В комнате висело молчание. Оно не было тяжелым, не было гнетущим. Скорее, это было похоже на первый прыжок с парашютом, когда человек стоит перед открытой дверью. Перед этим он долго готовился, прыгал с вышки, складывал парашют, учил теорию. И всё равно: высота пугает и манит, завораживает и отталкивает, не можешь отступать и боишься делать шаг, восторг, любопытство, азарт — против инстинкта самосохранения. Лет пятьсот назад казаки так же само сидели перед походом и решали: идти или не идти. Можно: не идти, никто в спину не толкает. Но в полоне у крымчаков томятся русские люди, возможно: знакомые, сёстры, односельчане — свои. И нужно брать остру сабельку, и идти против луков и ятаганов, рисковать ради вышней цели. Казаки шли. Шли в поход, делали именно такой выбор. Потому что родились воинами.
Безусловно, я несколько идеализирую. Думаю, что у казаков были и материальные мотивы, и мотивы личной мести. Но сейчас стараюсь об этом не думать. Толика самообмана. Хочется, чтоб согласились, поверили, мои офицеры. Сам я даже не представляю, что буду делать. Оказалось, сейчас, в этой комнате, действительно делали свой выбор именно воины. Каждый пришёл своим путём, но на этом перекрестке, здесь и сейчас, они были равны, пришли в одну и ту же точку выбора.

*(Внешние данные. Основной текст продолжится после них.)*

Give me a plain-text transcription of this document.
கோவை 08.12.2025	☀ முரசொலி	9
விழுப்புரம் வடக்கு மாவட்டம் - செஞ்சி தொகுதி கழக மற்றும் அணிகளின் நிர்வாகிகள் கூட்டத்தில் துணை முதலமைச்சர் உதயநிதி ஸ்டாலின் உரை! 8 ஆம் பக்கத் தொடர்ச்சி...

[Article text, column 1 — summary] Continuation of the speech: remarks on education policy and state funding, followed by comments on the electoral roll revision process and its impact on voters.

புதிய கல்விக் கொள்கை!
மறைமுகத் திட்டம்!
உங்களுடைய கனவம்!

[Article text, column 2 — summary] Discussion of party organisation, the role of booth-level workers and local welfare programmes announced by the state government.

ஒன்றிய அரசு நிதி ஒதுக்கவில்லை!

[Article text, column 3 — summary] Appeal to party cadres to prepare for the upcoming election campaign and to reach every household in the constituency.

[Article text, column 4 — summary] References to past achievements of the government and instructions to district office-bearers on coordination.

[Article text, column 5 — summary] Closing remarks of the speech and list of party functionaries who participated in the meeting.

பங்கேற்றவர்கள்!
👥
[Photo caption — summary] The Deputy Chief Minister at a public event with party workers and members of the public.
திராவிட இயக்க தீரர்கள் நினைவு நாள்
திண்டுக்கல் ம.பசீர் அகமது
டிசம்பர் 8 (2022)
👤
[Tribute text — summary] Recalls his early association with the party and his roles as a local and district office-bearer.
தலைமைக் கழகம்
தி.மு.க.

Емец. Ниже меня, широкой кости, лёгкие морщинки начали обозначаться в уголках серо-стальных глаз, голова слегка наклонена вперёд. Весь он, Емец, чем-то напоминает бульдога. Может быть, по ассоциации, своей хваткой. Речь резкая, фразы рубленные, отрывистые, окончательные. Служака и педант. Он не был идеальным командиром мирного времени, он был бы идеальным командиром военного, именно поэтому он не поднялся выше начальника штаба. В советской системе вверх шли жополизы, собутыльники, егеря, льстецы, политически грамотные — кто угодно, только не идеальные командиры военного времени.
«Это и есть поле боя, оно оказалось ближе, чем думалось. Уже три года мог жить на пенсии и не узнать этого Корибута и наше будущее. Но просрать этот шанс нельзя. Потом локти кусать буду. Что меня ждёт на той пенсии? Есть дочь. Её, и будущих внуков, ждёт рабство, а правнуков — смерть. Чёрт с ним, с социализмом и коммунизмом. Нас, русских, изведут под корень. У меня есть немецкие корни, но Саша сказал, что немцы — тоже русские, точнее: арии, только отошедшие чуть дальше от ядра нации. Да и немцев нелюди будут изводить. И над чем тут думать? Воевать надо».
Рубан. Такого же роста, примерно 175 сантиметров, как и Емец. Щуплый, слегка лопоухий, но не такой чебурашка, как Самсонов. Слегка заикается. Точнее, он заикание перевёл в паузы между словами. Очень редкие. Раззява, частенько «прощёлкивает» службу. Это компенсируется работой его зама, Кучеренко. Глаза карие, черты лица обычные, русские. Романтик. В ракетчики пошёл по зову сердца, не за бесплатной формой и пайком. Гагарин покорил космос на ракете, ракеты с ядерными боеголовками были самым сильным мечом и щитом нашей Родины, нашего народа. Держать в руках самый сильный меч — вот о чём мечтал Рубан, когда поступал в военное училище.